Я испуганно замираю. Одно дело пытаться разговорить собственных соотечественников, чтобы узнать как дела у отца и в целом в родных краях, и совсем другое предстать перед чужаком. Да за такое богиня точно никогда меня не простит, пусть даже я не сильно в нее верю.
– Я слышал, как вы идете, вы громко ломали ветки, – снова говорит этот голос. – Не прячьтесь, прошу! Мне не выжить без помощи.
«Он слышал меня!», – мысленно повторяю в панике. – «Совсем расслабилась! Забыла о всякой осторожности за год одиночества!».
Я готовлюсь к побегу, но…
– Прошу, будьте человеком, – последняя фраза незнакомца меня буквально добивает, заставляет развернуться и пойти в сторону мужчины.
Именно в отсутствии человечности и обвиняли моего отца и весь наш род.
Несколько шагов, и я уже вижу очертания незнакомца, лежащего на земле с неестественно вывернутой ногой.
Если это какой–то изощренный сценарий разбойников, то они своих совсем не жалеют.
Быстро обхожу мужчину и становлюсь перед ним.
– Что с вами, – заговариваю, бросая на него взгляд, и спотыкаюсь о его невозможно синие глаза, пробуждающие во мне нечто новое…

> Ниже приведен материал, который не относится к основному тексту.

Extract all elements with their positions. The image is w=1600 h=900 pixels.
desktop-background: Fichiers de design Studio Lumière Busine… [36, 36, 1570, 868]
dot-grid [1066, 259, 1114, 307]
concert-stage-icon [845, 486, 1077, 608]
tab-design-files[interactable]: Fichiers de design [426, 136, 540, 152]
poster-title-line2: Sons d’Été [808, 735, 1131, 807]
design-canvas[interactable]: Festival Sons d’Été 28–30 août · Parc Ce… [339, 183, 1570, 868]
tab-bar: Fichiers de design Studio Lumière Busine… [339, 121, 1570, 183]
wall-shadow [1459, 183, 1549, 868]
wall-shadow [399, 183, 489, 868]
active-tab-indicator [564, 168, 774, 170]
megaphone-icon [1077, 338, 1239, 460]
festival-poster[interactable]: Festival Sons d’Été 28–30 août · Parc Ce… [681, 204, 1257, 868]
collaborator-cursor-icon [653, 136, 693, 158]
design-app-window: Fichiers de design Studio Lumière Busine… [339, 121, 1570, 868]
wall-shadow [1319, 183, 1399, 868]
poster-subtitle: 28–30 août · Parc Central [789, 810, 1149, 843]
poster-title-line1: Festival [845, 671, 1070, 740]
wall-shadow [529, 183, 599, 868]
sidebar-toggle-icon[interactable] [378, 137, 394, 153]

– Случилось, – договариваю–таки, рассеянно хлопая глазами.
Вот я и сделала то, что не должна была ни в коем случае. Вышла из башни, показалась на глаза незнакомцу и заговорила с ним. Первая и добровольно.
Меня прямо сейчас покарает богиня?
– Вы такая красивая, и вы девушка. Не ожидал, – ошарашенно тянет незнакомец, – простите мне мою бестактность. У меня просто шок из–за травмы и из–за того, что я потерялся.
Что ж, пока что богиня меня не карает. Разговор с хорошо воспитанным и прекрасно выглядящим молодым мужчиной я бы не назвала карой.
Ох, а если она его накажет? Я ведь понятия не имею, на что именно распространяется мое наказание. Я даже механизм проклятия толком не понимаю. Знаю лишь то, что заточили меня, чтобы вымаливала грехи, потому что во мне никогда не проявлялись симптомы.
– А вы, должно быть, не одна здесь, да? – продолжает незнакомец, поскольку я так и стою, молча пялюсь на него. – Не могли бы вы позвать своего сопровождающего, мне неудобно становиться для вас обузой, но мне, правда, очень нужна помощь.